La croisière incertaine

La croisière incertaine

La croisière incertaine
Éditeur: Seuil
2004152 pagesISBN 9782020678506
Format: BrochéLangue : Français

«Ce n'est qu'au réveil que le cerveau, redevenu conscient, constate que vous avez forniqué

avec une voiture à bras ou une boîte de radio, mais de façon parfaitement acceptable par

votre cerveau de rêveur.»

Le texte, «dépouillé à l'absurde, se repose sur le dessin de toutes les précisions

pittoresques, qui porteront cette absurdité jusqu'au point où doit se produire le choc en

retour et une destruction de l'absurde.» L'écriture lapidaire de Bofa réduit ses contes à une

action imaginaire, ni datée ni située, et privée de tout élément plastique. Le dessin

transpose l'élément littéraire «dans un autre plan, choisi arbitrairement, comme le décor,

l'époque, les détails mêmes, sans souci de ce texte.» Donnant l'évidence de la vie à l'absurde,

l'image oblige le lecteur à tenir, ne serait-ce qu'un instant, l'absurde pour la norme.
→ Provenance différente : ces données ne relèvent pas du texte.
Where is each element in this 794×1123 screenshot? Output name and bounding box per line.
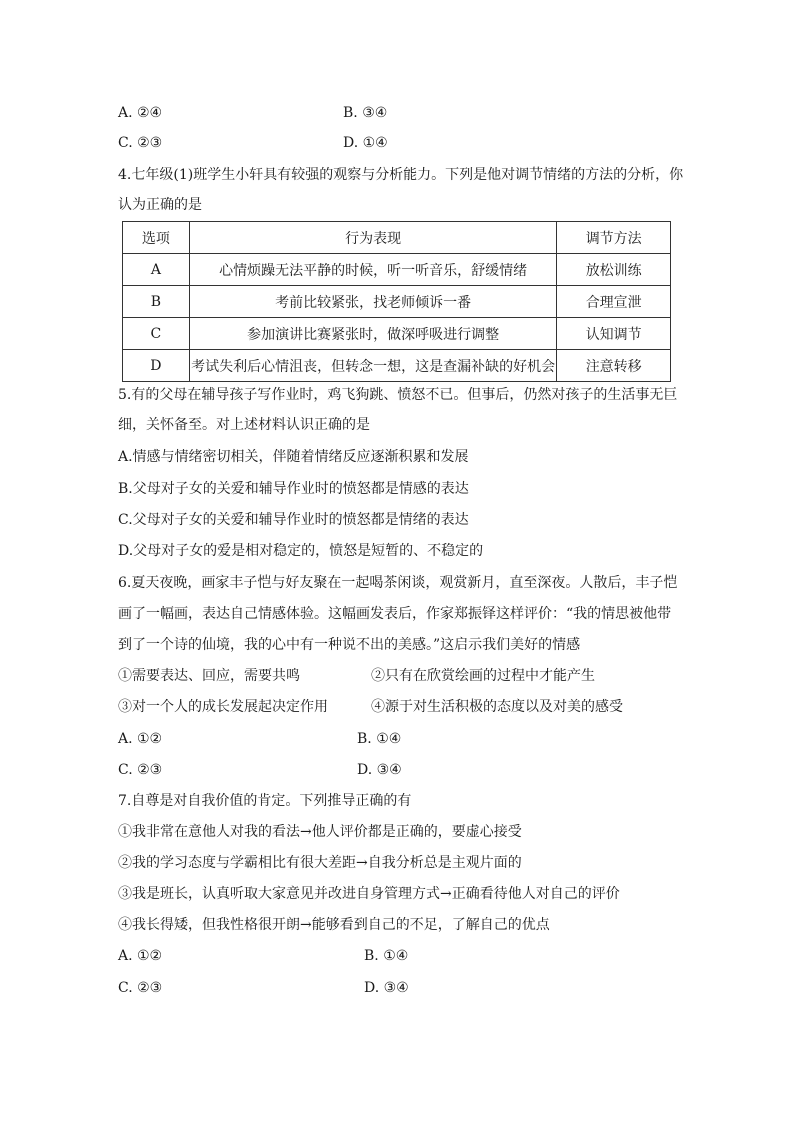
q7-option-a: A. ①② bbox=[118, 948, 163, 964]
q6-stem-line2: 画了一幅画，表达自己情感体验。这幅画发表后，作家郑振铎这样评价：“我的情思被他带 bbox=[118, 606, 672, 622]
table-cell: 放松训练 bbox=[557, 254, 671, 286]
q6-statement-3: ③对一个人的成长发展起决定作用 bbox=[118, 699, 328, 715]
table-cell: 注意转移 bbox=[557, 350, 671, 382]
q3-option-b: B. ③④ bbox=[343, 105, 388, 121]
q3-option-d: D. ①④ bbox=[343, 135, 388, 151]
table-cell: 考试失利后心情沮丧，但转念一想，这是查漏补缺的好机会 bbox=[189, 350, 557, 382]
table-cell: 认知调节 bbox=[557, 318, 671, 350]
q6-option-c: C. ②③ bbox=[118, 762, 163, 778]
q4-table bbox=[122, 221, 671, 382]
q6-stem-line1: 6.夏天夜晚，画家丰子恺与好友聚在一起喝茶闲谈，观赏新月，直至深夜。人散后，丰子恺 bbox=[118, 575, 678, 591]
q6-option-b: B. ①④ bbox=[357, 731, 402, 747]
q7-statement-4: ④我长得矮，但我性格很开朗→能够看到自己的不足，了解自己的优点 bbox=[118, 917, 550, 933]
q4-stem-line1: 4.七年级(1)班学生小轩具有较强的观察与分析能力。下列是他对调节情绪的方法的分析，你 bbox=[118, 167, 684, 183]
q3-option-c: C. ②③ bbox=[118, 135, 163, 151]
table-cell: 考前比较紧张，找老师倾诉一番 bbox=[189, 286, 557, 318]
table-cell: B bbox=[123, 286, 190, 318]
table-cell: A bbox=[123, 254, 190, 286]
q7-stem: 7.自尊是对自我价值的肯定。下列推导正确的有 bbox=[118, 793, 412, 809]
q5-option-a: A.情感与情绪密切相关，伴随着情绪反应逐渐积累和发展 bbox=[118, 449, 469, 465]
q5-option-c: C.父母对子女的关爱和辅导作业时的愤怒都是情绪的表达 bbox=[118, 512, 469, 528]
q6-stem-line3: 到了一个诗的仙境，我的心中有一种说不出的美感。”这启示我们美好的情感 bbox=[118, 637, 581, 653]
table-cell: 心情烦躁无法平静的时候，听一听音乐，舒缓情绪 bbox=[189, 254, 557, 286]
q5-option-b: B.父母对子女的关爱和辅导作业时的愤怒都是情感的表达 bbox=[118, 481, 469, 497]
table-cell: 合理宣泄 bbox=[557, 286, 671, 318]
table-cell: D bbox=[123, 350, 190, 382]
q5-stem-line1: 5.有的父母在辅导孩子写作业时，鸡飞狗跳、愤怒不已。但事后，仍然对孩子的生活事无巨 bbox=[118, 387, 678, 403]
q5-option-d: D.父母对子女的爱是相对稳定的，愤怒是短暂的、不稳定的 bbox=[118, 543, 484, 559]
table-header-cell: 选项 bbox=[123, 222, 190, 254]
table-header-cell: 行为表现 bbox=[189, 222, 557, 254]
q4-stem-line2: 认为正确的是 bbox=[118, 197, 202, 213]
q6-option-d: D. ③④ bbox=[357, 762, 402, 778]
q7-option-d: D. ③④ bbox=[364, 980, 409, 996]
table-row bbox=[123, 350, 671, 382]
q6-option-a: A. ①② bbox=[118, 731, 163, 747]
table-cell: 参加演讲比赛紧张时，做深呼吸进行调整 bbox=[189, 318, 557, 350]
table-header-cell: 调节方法 bbox=[557, 222, 671, 254]
q7-statement-3: ③我是班长，认真听取大家意见并改进自身管理方式→正确看待他人对自己的评价 bbox=[118, 886, 620, 902]
table-row bbox=[123, 318, 671, 350]
q7-option-b: B. ①④ bbox=[364, 948, 409, 964]
table-row bbox=[123, 254, 671, 286]
table-header-row bbox=[123, 222, 671, 254]
table-row bbox=[123, 286, 671, 318]
q7-statement-2: ②我的学习态度与学霸相比有很大差距→自我分析总是主观片面的 bbox=[118, 855, 522, 871]
table-cell: C bbox=[123, 318, 190, 350]
q6-statement-2: ②只有在欣赏绘画的过程中才能产生 bbox=[371, 668, 595, 684]
q7-option-c: C. ②③ bbox=[118, 980, 163, 996]
q5-stem-line2: 细，关怀备至。对上述材料认识正确的是 bbox=[118, 417, 370, 433]
q7-statement-1: ①我非常在意他人对我的看法→他人评价都是正确的，要虚心接受 bbox=[118, 824, 522, 840]
q6-statement-4: ④源于对生活积极的态度以及对美的感受 bbox=[371, 699, 623, 715]
q6-statement-1: ①需要表达、回应，需要共鸣 bbox=[118, 668, 300, 684]
q3-option-a: A. ②④ bbox=[118, 105, 163, 121]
Toute vie et toute mort sont pour Gus Bofa dépourvues de sens. Pareil au patron de la

boutique sur la dune attendant des clients qui ne viendront jamais, l'homme perd son

temps à chercher la réponse à une question qui n'en a pas. La race humaine endure par

habitude, parce que «la vie invivable, ou la vie tout court, est léguée de père en fils, en même

temps que les moyens accumulés peu à peu, depuis des siècles, de l'accepter et de la vivre.»

Comme les gens de Manouque sous la rivière suspendue qui menace de les engloutir,

l'humanité poursuit «sous une sorte de voûte tragique une vie à peu près normale et paisible.»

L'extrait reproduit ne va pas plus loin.